For the petitioner it is contended that this Rule has no application, where the two legislatures mandate from unequals. In one case the framers are a delegate and in the other a State Legislature. But the delegate is acting in exercise of its permitted statutory sphere. It is not entrenching upon an occupied area. Consequently, the theory underpinning the mognality of the law makers, does not apply at all. It is not necessary to further labour over this subject, for as I have shown earlier section 38-B does not confer on the managerial cadre the benefits restricted to 'workmen' by the S.O. Act and Rules framed thereunder. 18. The petitioner's attack upon the manner in which the allowance admissible to him has been worked out, will have to be substained. The words used are' at the prevailing rate or the rates applicable to the similar category of officers.' This does not provide for a reduction pro rata as is the case in respect of basic pay. What is provided for is that dearness allowance during the period of suspension, shall be at the rate applicable, to the similar category of officers.

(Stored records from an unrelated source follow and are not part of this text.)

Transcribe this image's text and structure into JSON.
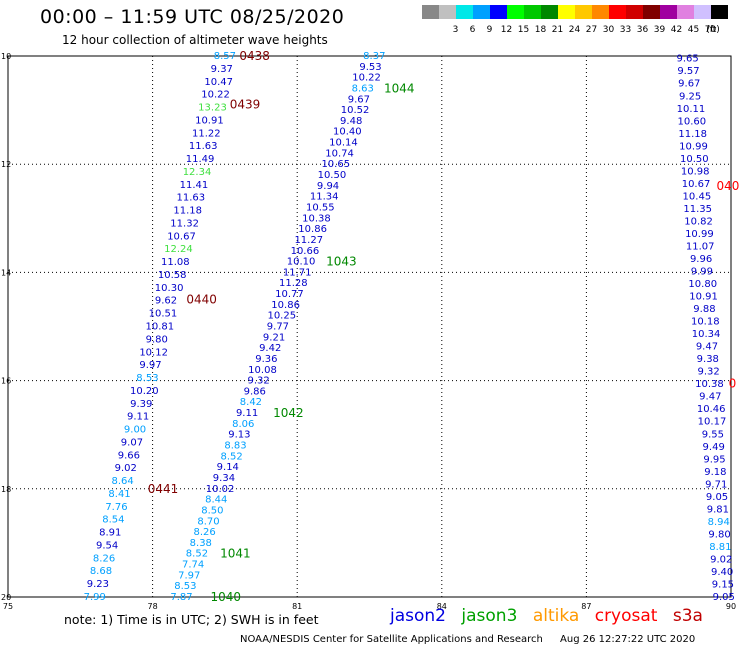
{
  "header": {
    "title": "00:00 – 11:59 UTC 08/25/2020",
    "subtitle": "12 hour collection of altimeter wave heights"
  },
  "color_scale": {
    "unit": "(ft)",
    "bins": [
      {
        "label": "",
        "color": "#888888"
      },
      {
        "label": "3",
        "color": "#c0c0c0"
      },
      {
        "label": "6",
        "color": "#00e8e8"
      },
      {
        "label": "9",
        "color": "#00a0ff"
      },
      {
        "label": "12",
        "color": "#0000ff"
      },
      {
        "label": "15",
        "color": "#00ff00"
      },
      {
        "label": "18",
        "color": "#00c800"
      },
      {
        "label": "21",
        "color": "#008800"
      },
      {
        "label": "24",
        "color": "#ffff00"
      },
      {
        "label": "27",
        "color": "#ffc800"
      },
      {
        "label": "30",
        "color": "#ff8800"
      },
      {
        "label": "33",
        "color": "#ff0000"
      },
      {
        "label": "36",
        "color": "#d00000"
      },
      {
        "label": "39",
        "color": "#800000"
      },
      {
        "label": "42",
        "color": "#a000a0"
      },
      {
        "label": "45",
        "color": "#e080e0"
      },
      {
        "label": "70",
        "color": "#d0c0ff"
      },
      {
        "label": "",
        "color": "#000000"
      }
    ]
  },
  "map": {
    "lon_ticks": [
      "75",
      "78",
      "81",
      "84",
      "87",
      "90"
    ],
    "lat_ticks": [
      "10",
      "12",
      "14",
      "16",
      "18",
      "20"
    ],
    "lon_range": [
      75,
      90
    ],
    "lat_range": [
      10,
      20
    ]
  },
  "passes": [
    {
      "id": "0438",
      "lon": 79.8,
      "lat": 10.0,
      "color": "#800000"
    },
    {
      "id": "0439",
      "lon": 79.6,
      "lat": 10.9,
      "color": "#800000"
    },
    {
      "id": "0440",
      "lon": 78.7,
      "lat": 14.5,
      "color": "#800000"
    },
    {
      "id": "0441",
      "lon": 77.9,
      "lat": 18.0,
      "color": "#800000"
    },
    {
      "id": "1044",
      "lon": 82.8,
      "lat": 10.6,
      "color": "#008800"
    },
    {
      "id": "1043",
      "lon": 81.6,
      "lat": 13.8,
      "color": "#008800"
    },
    {
      "id": "1042",
      "lon": 80.5,
      "lat": 16.6,
      "color": "#008800"
    },
    {
      "id": "1041",
      "lon": 79.4,
      "lat": 19.2,
      "color": "#008800"
    },
    {
      "id": "1040",
      "lon": 79.2,
      "lat": 20.0,
      "color": "#008800"
    },
    {
      "id": "040",
      "lon": 89.7,
      "lat": 12.4,
      "color": "#ff0000"
    },
    {
      "id": "0",
      "lon": 89.95,
      "lat": 16.05,
      "color": "#ff0000"
    }
  ],
  "tracks": [
    {
      "name": "track-0438-0441",
      "start": {
        "lon": 79.5,
        "lat": 10.0
      },
      "end": {
        "lon": 76.8,
        "lat": 20.0
      },
      "points": [
        {
          "v": "8.57",
          "c": "#00a0ff"
        },
        {
          "v": "9.37",
          "c": "#0000c8"
        },
        {
          "v": "10.47",
          "c": "#0000c8"
        },
        {
          "v": "10.22",
          "c": "#0000c8"
        },
        {
          "v": "13.23",
          "c": "#40e040"
        },
        {
          "v": "10.91",
          "c": "#0000c8"
        },
        {
          "v": "11.22",
          "c": "#0000c8"
        },
        {
          "v": "11.63",
          "c": "#0000c8"
        },
        {
          "v": "11.49",
          "c": "#0000c8"
        },
        {
          "v": "12.34",
          "c": "#40e040"
        },
        {
          "v": "11.41",
          "c": "#0000c8"
        },
        {
          "v": "11.63",
          "c": "#0000c8"
        },
        {
          "v": "11.18",
          "c": "#0000c8"
        },
        {
          "v": "11.32",
          "c": "#0000c8"
        },
        {
          "v": "10.67",
          "c": "#0000c8"
        },
        {
          "v": "12.24",
          "c": "#40e040"
        },
        {
          "v": "11.08",
          "c": "#0000c8"
        },
        {
          "v": "10.58",
          "c": "#0000c8"
        },
        {
          "v": "10.30",
          "c": "#0000c8"
        },
        {
          "v": "9.62",
          "c": "#0000c8"
        },
        {
          "v": "10.51",
          "c": "#0000c8"
        },
        {
          "v": "10.81",
          "c": "#0000c8"
        },
        {
          "v": "9.80",
          "c": "#0000c8"
        },
        {
          "v": "10.12",
          "c": "#0000c8"
        },
        {
          "v": "9.97",
          "c": "#0000c8"
        },
        {
          "v": "8.53",
          "c": "#00a0ff"
        },
        {
          "v": "10.20",
          "c": "#0000c8"
        },
        {
          "v": "9.39",
          "c": "#0000c8"
        },
        {
          "v": "9.11",
          "c": "#0000c8"
        },
        {
          "v": "9.00",
          "c": "#00a0ff"
        },
        {
          "v": "9.07",
          "c": "#0000c8"
        },
        {
          "v": "9.66",
          "c": "#0000c8"
        },
        {
          "v": "9.02",
          "c": "#0000c8"
        },
        {
          "v": "8.64",
          "c": "#00a0ff"
        },
        {
          "v": "8.41",
          "c": "#00a0ff"
        },
        {
          "v": "7.76",
          "c": "#00a0ff"
        },
        {
          "v": "8.54",
          "c": "#00a0ff"
        },
        {
          "v": "8.91",
          "c": "#0000c8"
        },
        {
          "v": "9.54",
          "c": "#0000c8"
        },
        {
          "v": "8.26",
          "c": "#00a0ff"
        },
        {
          "v": "8.68",
          "c": "#00a0ff"
        },
        {
          "v": "9.23",
          "c": "#0000c8"
        },
        {
          "v": "7.99",
          "c": "#00a0ff"
        }
      ]
    },
    {
      "name": "track-1044-1040",
      "start": {
        "lon": 82.6,
        "lat": 10.0
      },
      "end": {
        "lon": 78.6,
        "lat": 20.0
      },
      "points": [
        {
          "v": "8.37",
          "c": "#00a0ff"
        },
        {
          "v": "9.53",
          "c": "#0000c8"
        },
        {
          "v": "10.22",
          "c": "#0000c8"
        },
        {
          "v": "8.63",
          "c": "#00a0ff"
        },
        {
          "v": "9.67",
          "c": "#0000c8"
        },
        {
          "v": "10.52",
          "c": "#0000c8"
        },
        {
          "v": "9.48",
          "c": "#0000c8"
        },
        {
          "v": "10.40",
          "c": "#0000c8"
        },
        {
          "v": "10.14",
          "c": "#0000c8"
        },
        {
          "v": "10.74",
          "c": "#0000c8"
        },
        {
          "v": "10.65",
          "c": "#0000c8"
        },
        {
          "v": "10.50",
          "c": "#0000c8"
        },
        {
          "v": "9.94",
          "c": "#0000c8"
        },
        {
          "v": "11.34",
          "c": "#0000c8"
        },
        {
          "v": "10.55",
          "c": "#0000c8"
        },
        {
          "v": "10.38",
          "c": "#0000c8"
        },
        {
          "v": "10.86",
          "c": "#0000c8"
        },
        {
          "v": "11.27",
          "c": "#0000c8"
        },
        {
          "v": "10.66",
          "c": "#0000c8"
        },
        {
          "v": "10.10",
          "c": "#0000c8"
        },
        {
          "v": "11.71",
          "c": "#0000c8"
        },
        {
          "v": "11.28",
          "c": "#0000c8"
        },
        {
          "v": "10.77",
          "c": "#0000c8"
        },
        {
          "v": "10.86",
          "c": "#0000c8"
        },
        {
          "v": "10.25",
          "c": "#0000c8"
        },
        {
          "v": "9.77",
          "c": "#0000c8"
        },
        {
          "v": "9.21",
          "c": "#0000c8"
        },
        {
          "v": "9.42",
          "c": "#0000c8"
        },
        {
          "v": "9.36",
          "c": "#0000c8"
        },
        {
          "v": "10.08",
          "c": "#0000c8"
        },
        {
          "v": "9.32",
          "c": "#0000c8"
        },
        {
          "v": "9.86",
          "c": "#0000c8"
        },
        {
          "v": "8.42",
          "c": "#00a0ff"
        },
        {
          "v": "9.11",
          "c": "#0000c8"
        },
        {
          "v": "8.06",
          "c": "#00a0ff"
        },
        {
          "v": "9.13",
          "c": "#0000c8"
        },
        {
          "v": "8.83",
          "c": "#00a0ff"
        },
        {
          "v": "8.52",
          "c": "#00a0ff"
        },
        {
          "v": "9.14",
          "c": "#0000c8"
        },
        {
          "v": "9.34",
          "c": "#0000c8"
        },
        {
          "v": "10.02",
          "c": "#0000c8"
        },
        {
          "v": "8.44",
          "c": "#00a0ff"
        },
        {
          "v": "8.50",
          "c": "#00a0ff"
        },
        {
          "v": "8.70",
          "c": "#00a0ff"
        },
        {
          "v": "8.26",
          "c": "#00a0ff"
        },
        {
          "v": "8.38",
          "c": "#00a0ff"
        },
        {
          "v": "8.52",
          "c": "#00a0ff"
        },
        {
          "v": "7.74",
          "c": "#00a0ff"
        },
        {
          "v": "7.97",
          "c": "#00a0ff"
        },
        {
          "v": "8.53",
          "c": "#00a0ff"
        },
        {
          "v": "7.87",
          "c": "#00a0ff"
        }
      ]
    },
    {
      "name": "track-east",
      "start": {
        "lon": 89.1,
        "lat": 10.05
      },
      "end": {
        "lon": 89.85,
        "lat": 20.0
      },
      "points": [
        {
          "v": "9.65",
          "c": "#0000c8"
        },
        {
          "v": "9.57",
          "c": "#0000c8"
        },
        {
          "v": "9.67",
          "c": "#0000c8"
        },
        {
          "v": "9.25",
          "c": "#0000c8"
        },
        {
          "v": "10.11",
          "c": "#0000c8"
        },
        {
          "v": "10.60",
          "c": "#0000c8"
        },
        {
          "v": "11.18",
          "c": "#0000c8"
        },
        {
          "v": "10.99",
          "c": "#0000c8"
        },
        {
          "v": "10.50",
          "c": "#0000c8"
        },
        {
          "v": "10.98",
          "c": "#0000c8"
        },
        {
          "v": "10.67",
          "c": "#0000c8"
        },
        {
          "v": "10.45",
          "c": "#0000c8"
        },
        {
          "v": "11.35",
          "c": "#0000c8"
        },
        {
          "v": "10.82",
          "c": "#0000c8"
        },
        {
          "v": "10.99",
          "c": "#0000c8"
        },
        {
          "v": "11.07",
          "c": "#0000c8"
        },
        {
          "v": "9.96",
          "c": "#0000c8"
        },
        {
          "v": "9.99",
          "c": "#0000c8"
        },
        {
          "v": "10.80",
          "c": "#0000c8"
        },
        {
          "v": "10.91",
          "c": "#0000c8"
        },
        {
          "v": "9.88",
          "c": "#0000c8"
        },
        {
          "v": "10.18",
          "c": "#0000c8"
        },
        {
          "v": "10.34",
          "c": "#0000c8"
        },
        {
          "v": "9.47",
          "c": "#0000c8"
        },
        {
          "v": "9.38",
          "c": "#0000c8"
        },
        {
          "v": "9.32",
          "c": "#0000c8"
        },
        {
          "v": "10.38",
          "c": "#0000c8"
        },
        {
          "v": "9.47",
          "c": "#0000c8"
        },
        {
          "v": "10.46",
          "c": "#0000c8"
        },
        {
          "v": "10.17",
          "c": "#0000c8"
        },
        {
          "v": "9.55",
          "c": "#0000c8"
        },
        {
          "v": "9.49",
          "c": "#0000c8"
        },
        {
          "v": "9.95",
          "c": "#0000c8"
        },
        {
          "v": "9.18",
          "c": "#0000c8"
        },
        {
          "v": "9.71",
          "c": "#0000c8"
        },
        {
          "v": "9.05",
          "c": "#0000c8"
        },
        {
          "v": "9.81",
          "c": "#0000c8"
        },
        {
          "v": "8.94",
          "c": "#00a0ff"
        },
        {
          "v": "9.80",
          "c": "#0000c8"
        },
        {
          "v": "8.81",
          "c": "#00a0ff"
        },
        {
          "v": "9.02",
          "c": "#0000c8"
        },
        {
          "v": "9.40",
          "c": "#0000c8"
        },
        {
          "v": "9.15",
          "c": "#0000c8"
        },
        {
          "v": "9.05",
          "c": "#0000c8"
        }
      ]
    }
  ],
  "note": "note: 1) Time is in UTC; 2) SWH is in feet",
  "legend": [
    {
      "label": "jason2",
      "color": "#0000e0"
    },
    {
      "label": "jason3",
      "color": "#00a000"
    },
    {
      "label": "altika",
      "color": "#ff9900"
    },
    {
      "label": "cryosat",
      "color": "#ff0000"
    },
    {
      "label": "s3a",
      "color": "#c00000"
    }
  ],
  "footer": {
    "credit": "NOAA/NESDIS Center for Satellite Applications and Research",
    "timestamp": "Aug 26 12:27:22 UTC 2020"
  }
}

To quantify the dearness allowance, all that has to be taken into consideration, is, the dearness allowance admissible on the sum to which the suspended employee will be entitled vis-a-vis the reduced basic pay. There is no warrant for affecting a proportionate reduction in the dearness and other allowances to which a suspended employee is entitled. The reference made by Mr. Pai to Rules (ii), (iii) and (v), show the disabilities which a suspended officer has to suffer. The words being plain, they have to be given effect to. Therefore, the petitioner will be entitled to allowances admissible to those receiving the amount of basic pay, to which his basic pay, has been reduced by virtue of suspension. 19. Rule is made absolute to this limited extent, with parties being left to bear their own costs. Rule made absolute.